- Several recent large-scale health data breaches have affected over 5 million individuals, including patients, employees, and providers.
With more covered entities implementing connected devices, BYOD strategies, and working toward interoperability, there are more potential access points for attackers than ever before.
Organizations need to ensure they are properly training employees, performing regular system updates, and implementing security patches as necessary.
More healthcare industry standards and regulations also need to be put in place to govern electronic patient health information and others more appropriately, according to Imprivata CIO Aaron Miri.
“As an industry we are still waking up to the realization that we are under constant attack, and we have to come forward as a united front on dealing with this,” he told HealthITSecurity.com. “Otherwise this will be a never-ending story.”
Understand where valuable data is being stored
The largest health data breach in recent months took place at Arizona-based Banner Health, where 3.7 million records were possibly compromised. The cybersecurity breach affected “a limited number of Banner Health computer servers as well as the computer systems that process payment card data at certain Banner Health food and beverage outlets.”
Patients, members and beneficiaries, providers, and food and beverage outlet customers were all possibly affected.
The food and beverage outlet breach was discovered on July 7, 2016, with payment cards used at 27 different Banner Health locations from June 23, 2016 to July 7, 2016 potentially being affected.
Data security expert Bill Kleyman explained earlier this month that the Banner Health breach is a lesson for other healthcare organizations to ensure that they are constantly reviewing where their valuable data is being stored. Facilities must also ensure they know how that data is being protected and where there is access.
“Too often, we take reactive approaches to security,” Kleyman said. “Of course, there is no silver bullet when it comes to security. However, healthcare organizations must approach security like architects; by seeing the big picture. And, I can't recommend this enough, work with security professionals to do penetration testing against your network, all of your data points, and your most critical systems.”

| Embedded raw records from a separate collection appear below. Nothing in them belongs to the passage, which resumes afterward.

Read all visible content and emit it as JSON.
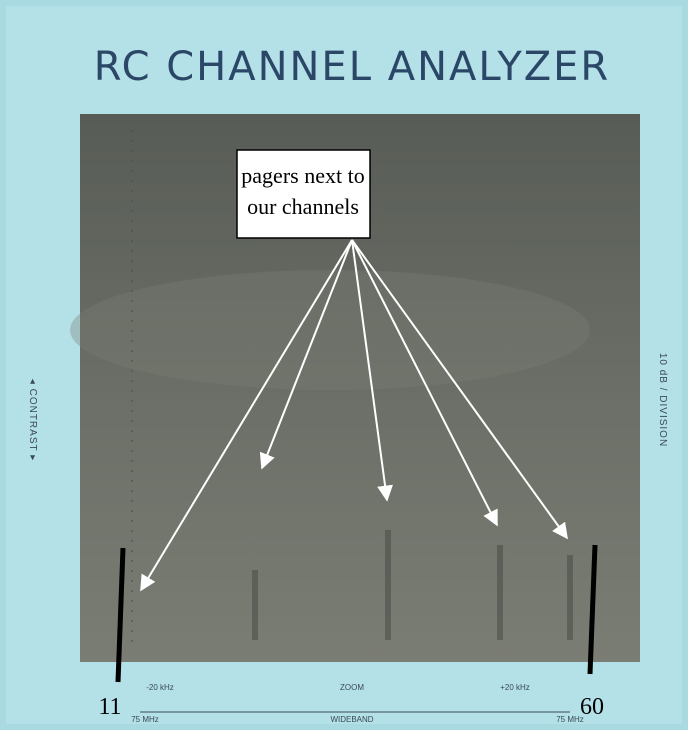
{
  "title": "RC CHANNEL ANALYZER",
  "callout": {
    "lines": [
      "pagers next to",
      "our channels"
    ]
  },
  "markers": [
    "11",
    "60"
  ],
  "side_labels": {
    "left": "◂ CONTRAST ▸",
    "right": "10 dB / DIVISION"
  },
  "bottom_labels": {
    "top_row": [
      "-20 kHz",
      "ZOOM",
      "+20 kHz"
    ],
    "bottom_row": [
      "75 MHz",
      "WIDEBAND",
      "75 MHz"
    ]
  }
}
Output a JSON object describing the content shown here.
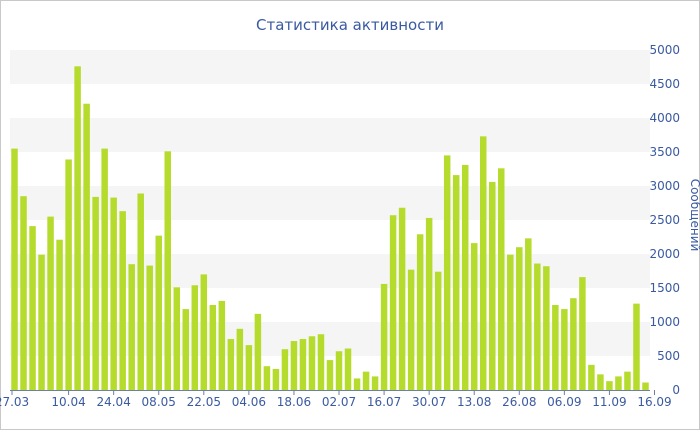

Miri added that user access should also be carefully monitored, and organizations need to understand who is accessing data, when, and where.
“As a hospital CIO for a number of years, my biggest struggle was not understanding who was accessing what data and where,” he explained. “And so being able to put in the tools to do that was really a huge key.”
Utilizing information sharing to prevent incidents
Earlier this week, Valley Anesthesiology and Pain Consultants reported that the information of 882,590 patients was potentially exposed after one of its computer systems was accessed by an unauthorized user.
The Arizona-based facility said that it learned about the incident on June 13, 2016, but the unauthorized access may have occurred on March 30, 2016.
Some patient data, provider information, and employee information may all have been exposed.
“VAPC recognizes the importance of protecting the privacy and security of personal information, and regrets any inconvenience or concern this incident may cause,” VAPC said in a statement. “In addition to security safeguards already in place, VAPC is taking steps to enhance the security of its computer systems in order to prevent this type of incident from occurring again in the future. These steps include reviewing its security processes, strengthening its network firewalls, and continuing to incorporate best practices in IT security.”
These types of attacks are not likely to slow down anytime soon, Miri maintained. Medical record values continue to rise on the black market.
“We have to compartmentalize, encapsulate, and wrap technology, process, and a framework around every single thing that we're doing from a healthcare sector perspective,” he said. “Then, we need to share information appropriately without fear of retribution or retaliation about potential vulnerabilities.”
Information sharing will be key, he added. There is no such thing as a bad idea, there is only such a things as people not saying anything at all.
“We have to speak up. We have to participate. We have to be part of government,” Miri stated. “We have to be part of the solution. Everybody, from providers to patients to physicians to vendors, need to step up to the plate, participate, join in, and give up ideas.”
Find the right balance between innovation and security
Another recent large data breach took place at South Carolina-based Bon Secours Health System. In this case, R-C Healthcare Management, a Bon Secours vendor, inadvertently made patient files available online as it attempted to adjust its computer network settings from April 18, 2016 to April 21, 2016.
The discovery was made on June 14, 2016. Possibly exposed data included patient names, health insurers’ names, health insurance identification numbers, limited clinical information, Social Security numbers, and in some instances, bank account information.
Large-scale data breaches cannot hinder organizations when it comes to implementing new technologies, according to Miri.
Organizations cannot simply stand still in terms of innovation, they need to prepare themselves.
Technical tools, such as two-factor authentication, biometric identification, tokens, and secure messaging can all benefit covered entities in finding the right balance between innovation and security.